The sport of campdrafting is designed to mimic the moves the Australian stockman would need to use working cattle on the open range, or “bush”. The original competitors horses would have worked all week on cattle, then been ridden to a local gathering to match their skills against the best horses of the neighboring ranches, or “stations”. In this way work became a sport, and in today’s campdrafts the entire family may compete on one horse- each riding in a different division.
Divisions are determined by the competitors age and skill level, with juniors, ladies, first time competitors and experienced winners each being slotted into the appropriate level.

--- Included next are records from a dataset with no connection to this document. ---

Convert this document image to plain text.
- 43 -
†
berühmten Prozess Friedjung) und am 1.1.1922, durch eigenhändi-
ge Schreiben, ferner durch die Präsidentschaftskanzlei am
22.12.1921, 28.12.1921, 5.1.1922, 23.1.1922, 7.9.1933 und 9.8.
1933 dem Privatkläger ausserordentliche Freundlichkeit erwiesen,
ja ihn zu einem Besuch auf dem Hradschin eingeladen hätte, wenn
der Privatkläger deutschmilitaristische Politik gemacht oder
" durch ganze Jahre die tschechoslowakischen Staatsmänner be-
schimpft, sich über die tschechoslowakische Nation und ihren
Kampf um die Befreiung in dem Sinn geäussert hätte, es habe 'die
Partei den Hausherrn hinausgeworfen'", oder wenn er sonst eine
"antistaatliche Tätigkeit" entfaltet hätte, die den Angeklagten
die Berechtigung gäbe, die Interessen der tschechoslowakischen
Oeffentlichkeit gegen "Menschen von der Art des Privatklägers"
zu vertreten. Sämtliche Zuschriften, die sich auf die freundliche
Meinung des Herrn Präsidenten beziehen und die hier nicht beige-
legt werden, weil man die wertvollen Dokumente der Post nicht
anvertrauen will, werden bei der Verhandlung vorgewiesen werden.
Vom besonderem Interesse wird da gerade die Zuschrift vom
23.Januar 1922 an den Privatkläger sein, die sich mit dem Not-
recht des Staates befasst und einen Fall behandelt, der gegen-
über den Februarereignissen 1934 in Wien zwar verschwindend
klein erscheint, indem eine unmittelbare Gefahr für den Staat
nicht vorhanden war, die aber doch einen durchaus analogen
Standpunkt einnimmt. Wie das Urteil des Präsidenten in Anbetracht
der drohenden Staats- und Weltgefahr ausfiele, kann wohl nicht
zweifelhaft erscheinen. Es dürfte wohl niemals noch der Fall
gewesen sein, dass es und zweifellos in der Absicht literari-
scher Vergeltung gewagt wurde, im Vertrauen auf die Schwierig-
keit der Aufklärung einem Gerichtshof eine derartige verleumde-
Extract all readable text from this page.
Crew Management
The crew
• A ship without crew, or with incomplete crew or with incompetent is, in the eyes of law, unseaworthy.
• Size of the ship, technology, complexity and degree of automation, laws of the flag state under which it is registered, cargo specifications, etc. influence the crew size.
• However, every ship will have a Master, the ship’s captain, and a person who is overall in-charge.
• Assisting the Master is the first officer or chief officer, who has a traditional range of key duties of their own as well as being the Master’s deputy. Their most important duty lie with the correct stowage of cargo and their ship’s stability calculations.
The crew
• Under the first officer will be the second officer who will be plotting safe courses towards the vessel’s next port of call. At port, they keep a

Campdrafting involves a mounted rider riding into a “camp” (round pen) which has six to eight head of cattle in it. The rider cuts out one steer or heifer from the cattle in the camp and brings the animal to the front of the pen, then blocks and turns the steer at least two or three times to prove to the judge that they have the steer under control. The rider then calls for the gates to be opened into the arena.
As the steer bolts for the open space of the arena the rider proceeds to draft (guide) the animal through a course around pegs involving right and left hand turns in a figure eight, before guiding it through two pegs known as “the gate”. If the steer will not be readily persuaded into making any particular turn, he may then be “shouldered” into position by the horse pushing him in the right direction. The outside course must be completed in less than 40 seconds.
Once the steer is gated, the campdraft is complete and the rider can be awarded up to a total of 100 points. Points are awarded for horsemanship and control of the cattle. The pen cut out is worth a total of 26 points, horse work up to a further 70 points and up to 4 points are awarded for the course.
Disqualifications (signaled by a crack of the judge’s stockwhip) occur when a competitor:
• loses their steer more than twice in the camp,
• loses control of the steer in the arena,
• runs a steer into the arena fence,
• the rider’s horse “tail turns” - turns in the opposite direction of the steers line of travel at any time in the draft.